The company attributes its increased sales to greater demand for head-end equipment, as well as to the expansion into new products and a new master distribution agreement with Fujitsu Frontech. While non-U.S. sales contribute to less than 15 percent of total sales, the company said the demand from its Latin American distributors is significant.

Net income attributable to common stockholders in the fourth quarter increased 19 percent to $0.8 million, or $0.08 per diluted share, as compared to $0.7 million, or $0.07 per diluted share, in the same period of 2009.

For the 12 months ended September 30, 2010, revenue increased 12 percent to $47.3 million, compared to $42.2 million, for the same period last year.

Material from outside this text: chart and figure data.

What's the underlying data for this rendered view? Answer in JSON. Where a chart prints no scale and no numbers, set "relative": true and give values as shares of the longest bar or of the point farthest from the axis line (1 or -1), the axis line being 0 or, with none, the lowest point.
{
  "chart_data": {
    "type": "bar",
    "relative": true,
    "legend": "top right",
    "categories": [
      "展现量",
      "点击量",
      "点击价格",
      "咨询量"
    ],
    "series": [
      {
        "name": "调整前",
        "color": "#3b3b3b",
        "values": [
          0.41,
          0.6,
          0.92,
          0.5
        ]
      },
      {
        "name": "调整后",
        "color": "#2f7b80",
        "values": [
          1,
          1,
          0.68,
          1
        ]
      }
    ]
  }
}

Net income attributable to common stockholders for the 12-month period ended September 30, 2010, increased 39 percent to $4.2 million, or $0.41 per diluted share, as compared to $3.0 million, or $0.30 per diluted share, for the 12 months of fiscal 2009.

“The overall financial health of our business has strengthened in fiscal 2010 compared to the end of fiscal 2009, as we reduced inventory by $5.8 million to $27.4 million, increased cash reserves to $8.7 million from $0.7 million and reduced debt by $2.0 million to $13.9 million. As we look ahead into fiscal 2011 and beyond, I am cautiously optimistic that the strengthening of the overall market conditions will help drive continued growth. However, we will continue to adjust our business model to be in line with market conditions and changes in our vendor relationships. In addition, we are looking to enter into additional vendor and strategic relationships that could help bolster our customer base in certain sales and distribution channels,” Chymiak stated.